Ontem levantei do conforto da cama, saí do geladinho do ar condicionado e fui correr. Também recuperei parte dos meus escritos e coloquei – de novo – a cara na janela. Ontem eu chorei um pouco.

Eu vinha, há alguns dias, pensando no abraço que queria dar em uma amiga que está frágil. Não dessa fragilidade chorosa que acomete as pessoas do ponto de ônibus, da sala de aula, do boteco da esquina. Ela tem uma fragilidade dos que vivem num mundo inacessível aos olhos e aos ouvidos. Ela sangra, silenciosa, no meio do labirinto.

Quando a gente está mais retraída do mundo e mais propensa a viver na caverna do que na vida real, os sentidos ficam muito mais aguçados.
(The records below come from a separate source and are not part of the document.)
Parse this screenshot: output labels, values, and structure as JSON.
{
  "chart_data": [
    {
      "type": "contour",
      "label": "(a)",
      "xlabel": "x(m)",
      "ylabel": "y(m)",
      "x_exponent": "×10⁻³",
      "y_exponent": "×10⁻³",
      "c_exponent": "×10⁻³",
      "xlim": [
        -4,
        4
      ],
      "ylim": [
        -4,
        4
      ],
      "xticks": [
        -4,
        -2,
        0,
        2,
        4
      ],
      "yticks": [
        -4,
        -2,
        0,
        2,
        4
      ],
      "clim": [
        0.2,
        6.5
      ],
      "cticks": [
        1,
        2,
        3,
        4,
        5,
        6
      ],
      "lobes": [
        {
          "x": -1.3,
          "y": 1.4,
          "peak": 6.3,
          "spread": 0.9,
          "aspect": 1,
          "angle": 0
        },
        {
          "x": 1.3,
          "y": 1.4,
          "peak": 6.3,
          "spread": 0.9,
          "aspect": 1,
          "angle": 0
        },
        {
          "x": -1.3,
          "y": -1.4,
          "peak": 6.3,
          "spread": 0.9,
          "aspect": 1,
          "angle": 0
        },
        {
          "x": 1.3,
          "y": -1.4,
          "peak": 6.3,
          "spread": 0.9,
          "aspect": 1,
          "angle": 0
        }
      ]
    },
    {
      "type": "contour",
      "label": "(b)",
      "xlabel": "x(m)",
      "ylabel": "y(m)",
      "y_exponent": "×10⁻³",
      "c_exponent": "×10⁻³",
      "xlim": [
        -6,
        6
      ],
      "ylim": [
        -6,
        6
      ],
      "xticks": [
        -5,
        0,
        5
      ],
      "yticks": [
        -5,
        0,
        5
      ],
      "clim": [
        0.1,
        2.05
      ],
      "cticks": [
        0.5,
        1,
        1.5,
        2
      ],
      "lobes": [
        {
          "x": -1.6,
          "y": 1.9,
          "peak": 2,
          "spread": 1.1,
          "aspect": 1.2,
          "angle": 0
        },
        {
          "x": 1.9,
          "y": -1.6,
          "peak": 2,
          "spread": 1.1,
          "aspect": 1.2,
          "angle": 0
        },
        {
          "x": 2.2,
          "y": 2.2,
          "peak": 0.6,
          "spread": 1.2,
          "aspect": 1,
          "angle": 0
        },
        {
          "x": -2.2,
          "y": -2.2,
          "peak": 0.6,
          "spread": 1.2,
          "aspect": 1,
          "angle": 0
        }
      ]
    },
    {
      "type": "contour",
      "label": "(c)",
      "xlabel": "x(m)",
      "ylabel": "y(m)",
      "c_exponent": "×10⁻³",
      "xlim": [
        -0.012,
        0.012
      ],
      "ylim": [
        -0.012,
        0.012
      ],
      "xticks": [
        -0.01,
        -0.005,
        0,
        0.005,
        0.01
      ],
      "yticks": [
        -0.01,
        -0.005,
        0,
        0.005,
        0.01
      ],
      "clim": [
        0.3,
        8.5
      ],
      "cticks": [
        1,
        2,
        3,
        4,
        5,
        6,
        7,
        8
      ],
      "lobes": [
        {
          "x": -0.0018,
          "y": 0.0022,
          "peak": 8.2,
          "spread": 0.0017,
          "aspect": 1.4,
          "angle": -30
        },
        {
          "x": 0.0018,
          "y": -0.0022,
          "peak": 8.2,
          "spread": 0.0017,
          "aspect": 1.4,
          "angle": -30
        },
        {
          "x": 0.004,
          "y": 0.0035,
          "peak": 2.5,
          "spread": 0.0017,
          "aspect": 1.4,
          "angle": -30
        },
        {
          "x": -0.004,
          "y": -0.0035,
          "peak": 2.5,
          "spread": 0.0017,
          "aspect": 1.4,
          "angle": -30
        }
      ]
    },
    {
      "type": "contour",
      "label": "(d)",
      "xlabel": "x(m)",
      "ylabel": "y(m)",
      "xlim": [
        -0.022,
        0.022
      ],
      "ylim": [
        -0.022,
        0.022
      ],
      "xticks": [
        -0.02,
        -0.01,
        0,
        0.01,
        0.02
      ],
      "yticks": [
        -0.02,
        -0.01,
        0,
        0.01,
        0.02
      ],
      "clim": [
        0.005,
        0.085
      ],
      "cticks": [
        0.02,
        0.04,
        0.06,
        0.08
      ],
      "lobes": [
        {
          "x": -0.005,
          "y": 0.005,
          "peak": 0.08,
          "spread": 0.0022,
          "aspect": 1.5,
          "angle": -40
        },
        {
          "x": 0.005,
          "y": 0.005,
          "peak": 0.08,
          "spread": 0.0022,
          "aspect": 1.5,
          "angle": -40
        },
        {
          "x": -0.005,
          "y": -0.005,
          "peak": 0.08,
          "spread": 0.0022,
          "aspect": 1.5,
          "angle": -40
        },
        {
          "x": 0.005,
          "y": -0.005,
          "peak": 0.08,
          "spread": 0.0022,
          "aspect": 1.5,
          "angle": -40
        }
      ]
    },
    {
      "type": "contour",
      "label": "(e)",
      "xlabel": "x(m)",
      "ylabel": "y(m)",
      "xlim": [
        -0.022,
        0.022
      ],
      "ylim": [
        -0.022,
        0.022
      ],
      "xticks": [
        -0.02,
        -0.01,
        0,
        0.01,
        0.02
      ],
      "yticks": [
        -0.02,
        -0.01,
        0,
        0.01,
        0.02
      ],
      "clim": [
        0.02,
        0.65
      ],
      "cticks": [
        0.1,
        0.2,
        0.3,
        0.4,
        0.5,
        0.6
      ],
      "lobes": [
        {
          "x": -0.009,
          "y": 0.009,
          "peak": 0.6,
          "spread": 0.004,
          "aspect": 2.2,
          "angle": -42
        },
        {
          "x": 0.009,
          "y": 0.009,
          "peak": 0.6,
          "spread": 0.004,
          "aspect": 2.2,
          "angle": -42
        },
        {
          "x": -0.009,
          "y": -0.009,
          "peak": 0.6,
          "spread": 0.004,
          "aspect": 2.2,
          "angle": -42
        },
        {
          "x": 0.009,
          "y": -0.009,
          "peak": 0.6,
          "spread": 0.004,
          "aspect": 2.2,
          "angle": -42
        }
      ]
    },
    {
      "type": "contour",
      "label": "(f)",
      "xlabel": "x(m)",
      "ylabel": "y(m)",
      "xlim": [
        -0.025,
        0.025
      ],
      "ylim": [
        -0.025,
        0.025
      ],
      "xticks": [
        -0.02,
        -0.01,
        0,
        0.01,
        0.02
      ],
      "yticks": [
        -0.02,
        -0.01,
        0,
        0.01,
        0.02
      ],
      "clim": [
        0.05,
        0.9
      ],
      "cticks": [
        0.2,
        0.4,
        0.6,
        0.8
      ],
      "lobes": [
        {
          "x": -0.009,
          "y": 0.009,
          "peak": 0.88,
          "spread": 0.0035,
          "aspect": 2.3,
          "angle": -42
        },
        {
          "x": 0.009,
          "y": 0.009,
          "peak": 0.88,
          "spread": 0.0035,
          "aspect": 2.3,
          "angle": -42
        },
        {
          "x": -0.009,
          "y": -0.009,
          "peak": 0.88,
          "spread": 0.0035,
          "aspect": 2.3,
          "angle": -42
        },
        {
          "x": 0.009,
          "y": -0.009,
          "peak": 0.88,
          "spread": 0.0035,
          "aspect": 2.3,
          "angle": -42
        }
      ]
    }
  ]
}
Assisti um vídeo que fala dos 5 maiores arrependimentos que as pessoas em estágio terminal relatam e concluí que ouço todos os dias gente falando sobre essas coisas, que gostariam de ter na própria vida, mas que nunca começam a fazer. Acontece que chega um dia em que não dá mais tempo. Não há mais como recuperar o que não foi feito.

Quem acompanha doentes terminais por um tempo – longo, curto, não importa – aprende a ver nessas atividades corriqueiras que a gente costuma deixar para depois – quando tiver dinheiro, tempo, ou quando os filhos crescerem, quem sabe – oportunidades para recomeçar a vida todos os dias. Acredito que essas partidas lentas, nos fazem enxergar melhor que a cada instante acontece uma pequena morte. Essas constatações servem para nos despedirmos um pouco do que amamos – no outro e em nós – e também para criarmos coragem de matar nos nossos dias tudo o que não faz sentido.

Às vezes a gente é covarde, a ponto de viver uma vida inventada para agradar o outro. Mãe, pai, namorada, marido. Aprendemos a ser outras pessoas que se comportam como esperariam que a gente se comportasse. Trabalhamos incansavelmente como se abstrair fosse privilégio de poucos. Deixamos de dizer o que sentimos porque temos vergonha, medo, pudor de amar. De sentir. Ressentir. Muito rivotril e pouco abraço. Esquecemos de ligar para os amigos – aqueles que, quando estamos absurdamente felizes suportam nossa alegria e que quando estamos derrotados seguram nossa mão em silêncio. Viciamos no sem sabor, sem perfume do atropelo e não nos permitimos ser mais felizes. Não entendemos que tudo é uma escolha nossa e que não se arrepender – à beira da morte ou no fim do dia, tanto faz, depende do que escolhemos. Às vezes morremos – ainda que vivos – muito antes do tempo.

Eu, ontem, falei com duas amigas que amo. Uma me deu devolve a sanidade, e eu respiro. A outra acolhe meu encantamento, e eu a reverencio. Eu ontem parei para amar minhas semelhantes. Observar minha vida. Ver meu filho mastigar de boca aberta e minha filha perder mais um dente. Eu, ontem, fiquei feliz cantando “Feeling Good” desafinada e dançando descalça pela sala. Também absorvi minha ansiedade diante do futuro e me permiti deixar pra lá. Eu, ontem, quis viver.